Густав подтвердил исчезновение Эллены, но сказал, что ее, вероятно, скоро найдут. Нет, дескать, оснований верить в несчастный случай или в преступление; скорее следует принять во внимание переменчивость настроений молоденькой девушки — которая, может быть, нарочно провоцирует страх, чтобы добиться каких-то своих целей. Впрочем, строить догадки относительно ее отдаленных намерений в настоящий момент бесполезно.
Принять такую точку зрения Альфред Тутайн не желал. Он начал спорить. Готов был поклясться, что рано или поздно обнаружится что-то ужасное. Он казался каким-то одичавшим, ожесточившимся. И говорил — в каюте Густава — не только от своего имени. Он явился в качестве делегата от судовой команды: избранный потому, что был ровесником Густава и, благодаря своей молодости, не стеснялся дать волю чувствам (как оно уже и произошло). В общем и цепом — приятный и простодушный юноша; именно то, что требуется, чтобы, действуя от имени остальных и следуя зову собственного сердца, предложить Густаву дружбу. Этот матрос второго ранга еще прежде отлично себя зарекомендовал. Но если теперь предложение не встретит должного отклика или возникнут другие недоразумения, будет проще простого обвинить, пристыдить неопытного молодого посланца и свалить все последствия на него.

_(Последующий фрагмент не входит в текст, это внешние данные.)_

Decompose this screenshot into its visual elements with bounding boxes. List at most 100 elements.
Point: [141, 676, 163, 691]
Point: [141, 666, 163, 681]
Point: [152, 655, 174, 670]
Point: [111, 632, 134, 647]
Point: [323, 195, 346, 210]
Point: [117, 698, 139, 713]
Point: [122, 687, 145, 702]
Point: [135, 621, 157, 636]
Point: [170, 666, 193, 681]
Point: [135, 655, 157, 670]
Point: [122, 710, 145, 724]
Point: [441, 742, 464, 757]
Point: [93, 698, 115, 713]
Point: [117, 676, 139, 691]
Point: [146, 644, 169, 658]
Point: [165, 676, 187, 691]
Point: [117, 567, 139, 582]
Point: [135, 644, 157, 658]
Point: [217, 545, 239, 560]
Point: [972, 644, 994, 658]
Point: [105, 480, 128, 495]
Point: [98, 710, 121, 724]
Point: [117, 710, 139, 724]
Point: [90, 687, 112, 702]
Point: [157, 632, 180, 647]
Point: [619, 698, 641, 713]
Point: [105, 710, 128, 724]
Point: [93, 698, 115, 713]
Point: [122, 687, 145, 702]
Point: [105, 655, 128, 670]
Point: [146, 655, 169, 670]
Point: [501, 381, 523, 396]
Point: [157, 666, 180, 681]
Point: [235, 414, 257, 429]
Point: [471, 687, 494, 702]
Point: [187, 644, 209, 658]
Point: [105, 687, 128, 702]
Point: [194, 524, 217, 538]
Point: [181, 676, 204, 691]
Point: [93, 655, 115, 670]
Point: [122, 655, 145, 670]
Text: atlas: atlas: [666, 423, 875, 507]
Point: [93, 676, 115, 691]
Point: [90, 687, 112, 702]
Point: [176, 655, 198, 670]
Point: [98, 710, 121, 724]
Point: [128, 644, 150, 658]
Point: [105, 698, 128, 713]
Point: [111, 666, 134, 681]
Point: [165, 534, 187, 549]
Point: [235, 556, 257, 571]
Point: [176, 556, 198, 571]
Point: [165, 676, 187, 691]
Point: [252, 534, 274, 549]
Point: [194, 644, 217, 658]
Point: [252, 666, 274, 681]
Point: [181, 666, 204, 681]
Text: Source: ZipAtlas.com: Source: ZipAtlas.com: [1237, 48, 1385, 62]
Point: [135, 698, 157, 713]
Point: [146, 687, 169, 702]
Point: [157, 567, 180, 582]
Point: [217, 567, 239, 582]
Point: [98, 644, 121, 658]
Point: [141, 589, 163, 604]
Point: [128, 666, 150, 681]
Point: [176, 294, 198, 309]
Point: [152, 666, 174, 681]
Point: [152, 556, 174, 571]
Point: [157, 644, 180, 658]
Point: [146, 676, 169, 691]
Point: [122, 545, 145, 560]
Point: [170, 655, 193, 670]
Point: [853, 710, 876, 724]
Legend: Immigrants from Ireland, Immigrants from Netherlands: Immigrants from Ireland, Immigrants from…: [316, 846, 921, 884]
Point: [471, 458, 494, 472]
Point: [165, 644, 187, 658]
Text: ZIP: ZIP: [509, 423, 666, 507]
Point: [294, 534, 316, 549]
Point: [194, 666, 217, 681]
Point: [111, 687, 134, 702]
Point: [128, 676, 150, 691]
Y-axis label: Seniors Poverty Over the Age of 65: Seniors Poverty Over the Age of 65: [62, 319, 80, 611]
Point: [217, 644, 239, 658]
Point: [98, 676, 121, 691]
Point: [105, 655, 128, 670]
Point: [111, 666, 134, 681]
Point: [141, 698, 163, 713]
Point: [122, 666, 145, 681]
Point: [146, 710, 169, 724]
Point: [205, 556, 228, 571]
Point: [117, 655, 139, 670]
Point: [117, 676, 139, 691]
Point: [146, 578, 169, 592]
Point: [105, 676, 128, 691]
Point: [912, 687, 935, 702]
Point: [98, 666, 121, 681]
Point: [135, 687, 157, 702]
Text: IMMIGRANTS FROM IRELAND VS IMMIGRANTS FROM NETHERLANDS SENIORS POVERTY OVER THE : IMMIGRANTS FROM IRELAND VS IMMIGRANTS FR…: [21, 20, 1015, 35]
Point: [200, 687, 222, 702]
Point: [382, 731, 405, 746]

Корабль — это тесное замкнутое пространство, где нельзя незаметно похитить человека, пытался возражать Густав; человек обладает голосом и может защитить себя, тем более что на борту функционирует — практически повсеместно — вахтенная служба.
Ее похитили и куда-то утащили, упорствовал Альфред Тутайн. Он говорил и хмурил лоб как настоящий свидетель. Говорил дерзко и убедительно, словно сам был сообщником. Дескать, относительно способа нападения матросы к единому мнению пока не пришли. Все слишком взбудоражены, не успели ввести авантюрные предположения в разумные рамки. Те, кто поопытней и постарше, утверждают (определенно не без оснований и не чересчур поспешно), что обычный способ сделать человека беззащитным—это предварительно его одурманить.
Густав невольно вспомнил о коньяке, которым одурманивал себя суперкарго. Он попытался отогнать эту мысль, продолжал задавать вопросы и подавать реплики в Неведомое. Мол, если мы действительно имеем дело с преступлением, то за ним стоит организация либо преступник-одиночка. Корабль же, Густав подчеркнул это снова, отнюдь не представляет собой просторный ландшафт. На корабле не растут леса, там нет непроезжих дорог, нет рек и ущелий, развалившихся хижин и пустырей. Количество жителей — к которым должны относиться и предполагаемые заговорщики или отдельные преступники — ограничено и хорошо известно: это совокупность находящихся на борту. Подозрение против кого-то, следовательно, должно быть убедительно обосновано; или лучше вообще не пускать его в сознание. Ведь в чудо внезапной вины поверить так же трудно, как и в прочие сверхъестественные феномены.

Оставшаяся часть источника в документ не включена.